Trusted-AI/adversarial-robustness-toolbox

L¹ `FGM` is wrong + extend to all p >= 1

Closed this issue · 5 comments

Hello,

I'm not sure, but I think the FGM extension to $L¹$ norm is not correct.

From what I can read here, it seems to me that the current version implements (essentially)
$$\text{noise direction}=\frac{\nabla}{\Vert\nabla\Vert_1}$$
when
$$\text{noise direction}=(0, \dots, 0, \text{sign}(a_i), 0, \dots, 0),\quad(i=\text{argmax}_j\vert\nabla_j\vert)$$
gives a higher inner product $\langle\nabla,\text{noise direction}\rangle$ for the same $L¹$ budget.

Indeed, in both cases $\Vert\text{noise direction}\Vert_1=1$ while the first and second options respectively give $\Vert\nabla\Vert_2/\Vert\nabla\Vert_1$ and $\Vert\nabla\Vert_{\infty}$. The latter is of course bigger due to Hölder's inequality.


Edit: See here for generalization to all $p\in[1, +\infty]$.

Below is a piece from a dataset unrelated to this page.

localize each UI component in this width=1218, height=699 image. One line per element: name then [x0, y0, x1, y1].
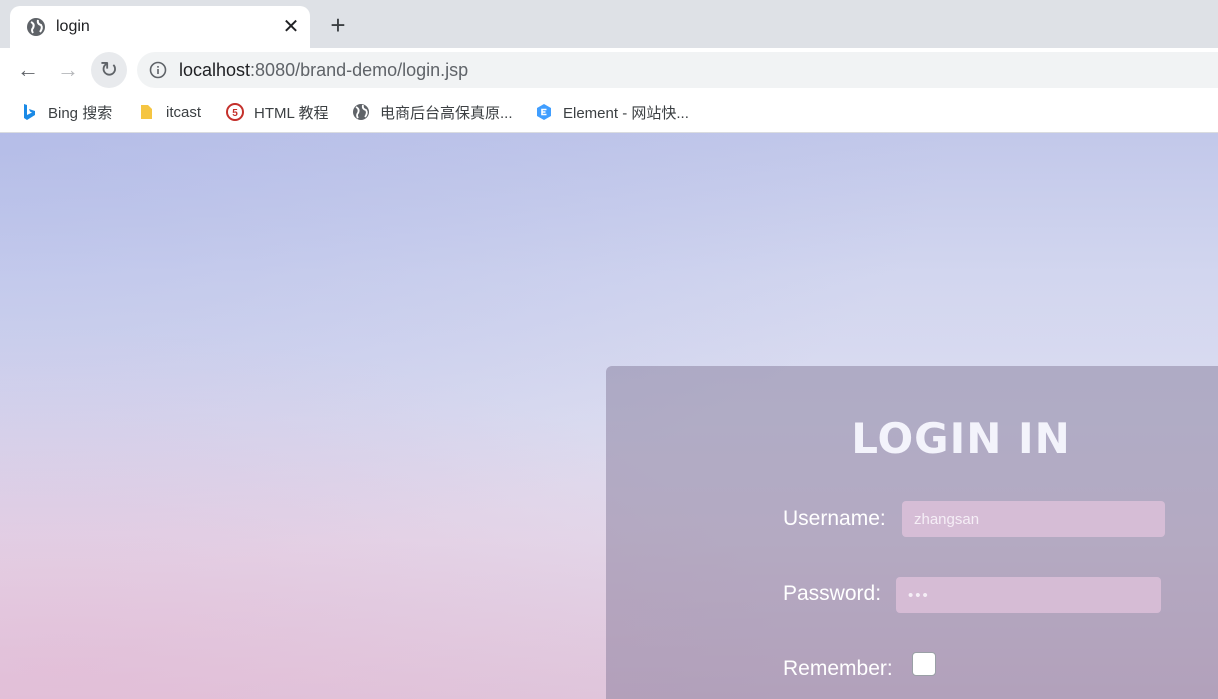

Hi @ego-thales Thank you for this comment. Without deciding on the correctness yet, how did you notice this issue? Have you already checked which version the literature on FGM is using?

Thanks for your answer,

I've stumbled upon this because while reading FGSM paper (the reference for implementation), I thought about generalizing to $L^p$ norms. Then I saw that this repo implemented $L¹$ and $L^2$ extensions specifically, so I went and checked out the code (since there is no cited source regarding the maths used) and noticed this (apparently) suboptimal implementation.

Actually, now that I think about it, I don't see any reason why this attack is not generalized to any $L^p$ noise.

Let $p\in[1, +\infty]$ and $q$ such that $\frac{1}{p}+\frac{1}{q}=1$ (some abuse of notations will occur when $p=1$ or $p=+\infty$). With

$$\text{noise direction}:=\left(\frac{\vert\nabla\vert}{\Vert\nabla\Vert_q}\right)^{q/p}\text{sign}(\nabla),$$
one gets:

  • $\Vert\text{noise direction}\Vert_p=1$,
  • $\langle \nabla, \text{noise direction}\rangle=\Vert\nabla\Vert_q$ (I skip the quick computation, but mainly because $\frac{q}{p}+1=q$), which is the equality case of Hölder's inequality and as such, optimal.

As such, it would be a nice addition to entirely generalize FGM to all $p\geq 1$.

Hi @ego-thales Thank you very much for the explanation and pull request! Let me take a closer look at the required changes. Related to this issue in FGSM, what do you think about the perturbation per iteration and overall perturbation calculation for p=1 in the Projected Gradient Descent attacks in art.attacks.evasion.projected_gradient_descent.*?

I'm not entirely sure but it looks to me after a quick glance that PGD was implemented as a subs class of FGSM and inherits its loss from it.